Rhythm routes happen on the last step of the quarterback’s drop (Helmet 37). In the R4, the longest pass drop for a quarterback in the shotgun takes 2.6 seconds (Adapt 25-28) as part of the read concept.

The read routes take longer to develop as the receiver decelerates and breaks in or out on the field. The QB will hitch in their drop to give a receiver running a speed out or dig time to break in or out and find empty space (Helmet 39). These also include drags, curls, and comebacks where the receiver would be reading an option in the coverage.

The Rush routes are throws the QB can make if they feels immediate pressure. These are slants, hitches, shallow crosses and bubbles. They’re the “hot” route we hear about so often on broadcasts (Helmet 41-42). A running back swing constitutes a bubble.
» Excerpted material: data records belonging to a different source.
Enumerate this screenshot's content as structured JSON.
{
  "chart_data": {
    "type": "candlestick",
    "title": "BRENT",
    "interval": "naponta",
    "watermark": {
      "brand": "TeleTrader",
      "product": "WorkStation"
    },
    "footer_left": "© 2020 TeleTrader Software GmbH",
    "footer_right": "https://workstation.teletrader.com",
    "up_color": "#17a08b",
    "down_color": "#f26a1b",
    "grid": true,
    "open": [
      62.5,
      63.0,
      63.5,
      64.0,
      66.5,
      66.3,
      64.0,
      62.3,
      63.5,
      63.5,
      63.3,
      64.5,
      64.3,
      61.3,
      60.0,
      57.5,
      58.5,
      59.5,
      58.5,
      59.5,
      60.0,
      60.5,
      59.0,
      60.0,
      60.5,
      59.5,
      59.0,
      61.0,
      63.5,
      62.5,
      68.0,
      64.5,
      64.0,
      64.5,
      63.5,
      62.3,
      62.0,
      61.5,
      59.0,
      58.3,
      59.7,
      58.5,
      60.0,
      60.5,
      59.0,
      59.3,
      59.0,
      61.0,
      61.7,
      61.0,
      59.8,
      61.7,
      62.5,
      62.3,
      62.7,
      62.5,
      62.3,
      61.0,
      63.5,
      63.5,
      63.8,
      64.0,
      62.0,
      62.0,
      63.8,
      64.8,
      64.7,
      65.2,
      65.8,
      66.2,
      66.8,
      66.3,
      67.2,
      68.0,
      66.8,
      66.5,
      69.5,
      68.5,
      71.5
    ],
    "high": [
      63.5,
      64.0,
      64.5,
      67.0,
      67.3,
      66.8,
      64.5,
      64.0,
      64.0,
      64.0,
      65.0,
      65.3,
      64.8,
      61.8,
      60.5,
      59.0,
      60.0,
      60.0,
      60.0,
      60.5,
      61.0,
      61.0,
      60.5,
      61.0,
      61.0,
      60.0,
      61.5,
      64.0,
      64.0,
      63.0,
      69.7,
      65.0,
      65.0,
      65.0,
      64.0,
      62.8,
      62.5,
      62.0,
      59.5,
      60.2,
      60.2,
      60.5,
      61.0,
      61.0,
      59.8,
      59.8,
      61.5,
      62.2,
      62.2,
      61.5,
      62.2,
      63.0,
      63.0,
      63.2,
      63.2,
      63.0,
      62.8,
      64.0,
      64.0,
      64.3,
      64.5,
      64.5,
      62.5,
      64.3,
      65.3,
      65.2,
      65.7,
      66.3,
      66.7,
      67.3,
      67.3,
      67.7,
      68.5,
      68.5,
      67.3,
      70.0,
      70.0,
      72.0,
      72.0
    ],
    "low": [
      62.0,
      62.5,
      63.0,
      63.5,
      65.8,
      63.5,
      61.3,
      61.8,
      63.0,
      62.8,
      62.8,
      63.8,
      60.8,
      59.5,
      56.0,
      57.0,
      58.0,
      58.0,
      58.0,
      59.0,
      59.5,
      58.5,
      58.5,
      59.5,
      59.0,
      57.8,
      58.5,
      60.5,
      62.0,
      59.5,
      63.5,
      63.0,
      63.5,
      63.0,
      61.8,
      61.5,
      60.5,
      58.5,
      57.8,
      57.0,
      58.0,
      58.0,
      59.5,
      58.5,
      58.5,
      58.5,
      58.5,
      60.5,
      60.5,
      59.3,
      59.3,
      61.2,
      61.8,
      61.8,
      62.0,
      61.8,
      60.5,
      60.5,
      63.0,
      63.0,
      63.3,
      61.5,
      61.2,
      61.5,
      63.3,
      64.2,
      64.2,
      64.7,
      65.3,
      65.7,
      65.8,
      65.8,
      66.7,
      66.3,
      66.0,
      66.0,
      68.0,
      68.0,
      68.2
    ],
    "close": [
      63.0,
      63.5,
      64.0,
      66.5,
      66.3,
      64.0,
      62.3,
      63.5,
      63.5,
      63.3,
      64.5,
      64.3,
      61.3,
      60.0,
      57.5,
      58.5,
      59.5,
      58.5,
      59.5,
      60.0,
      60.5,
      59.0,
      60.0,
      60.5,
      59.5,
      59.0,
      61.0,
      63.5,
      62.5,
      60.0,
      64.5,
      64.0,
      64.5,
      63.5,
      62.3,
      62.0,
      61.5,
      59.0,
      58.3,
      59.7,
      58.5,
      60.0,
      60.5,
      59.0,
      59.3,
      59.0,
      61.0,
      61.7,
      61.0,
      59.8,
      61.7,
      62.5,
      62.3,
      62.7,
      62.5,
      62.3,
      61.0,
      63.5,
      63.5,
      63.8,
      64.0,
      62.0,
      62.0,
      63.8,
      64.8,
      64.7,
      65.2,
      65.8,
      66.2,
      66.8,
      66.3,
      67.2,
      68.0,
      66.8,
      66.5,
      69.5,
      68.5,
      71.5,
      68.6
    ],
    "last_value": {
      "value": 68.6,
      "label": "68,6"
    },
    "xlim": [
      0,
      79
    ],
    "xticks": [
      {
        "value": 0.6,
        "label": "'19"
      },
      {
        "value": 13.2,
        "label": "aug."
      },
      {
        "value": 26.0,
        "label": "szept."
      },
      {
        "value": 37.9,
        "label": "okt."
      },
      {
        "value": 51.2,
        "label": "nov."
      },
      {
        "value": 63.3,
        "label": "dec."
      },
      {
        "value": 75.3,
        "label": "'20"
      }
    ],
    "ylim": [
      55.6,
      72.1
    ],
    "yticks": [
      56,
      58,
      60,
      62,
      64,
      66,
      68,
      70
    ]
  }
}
As you can see in my image above, Slack and Maddox of the R4 system would have used a play design more like the one above. It gives Perry or Rosier (Perry, por favor) two rhythm routes, a read route (which is open once the blitzer comes) and a rush route (which gives him that hot read). Now Perry can throw a nice, easy, catchable ball and route versus three “go routes” which cause a chuck it or run it QB mentality.

WWDD? What Would Dottavio Do?

Besides consume 50 beers to survive another Miami loss to Virginia (Al Golden is sweating profusely somewhere while taking a shot); the image above is the method I use for my play calling. It’s mostly the Air Raid mentality of finding space and beating any coverage or defensive back technique.

The outside receivers run option routes. The route is a vertical press, but if they have soft coverage they will run comebacks. The comeback HAS to be ran at the top of the screen to keep the cornerback away from the one step slant route that the slot runs. On the bottom of the screen he could run a hitch, but in spacing rules, if that outside linebacker hard drops into a curl-flat he could break into the window.

The running back swings to replace the dig route. Any crossing route should have a running back swing to that side, or the Tight End replace him on some sort of arrow or flat route. Think about this- who in that image above can cover the running back with regards to that defensive alignment?


Mark Richt and N’Kosi Perry (or God willing, Rosier) need to learn how to give their quarterback rhythm, read and rush on every passing concept in order to keep the quarterback from having to throw deep on every play or take off running. That’s not a smart offense, that’s what your little cousin does in Madden hoping to catch a jump ball on 4th and 22.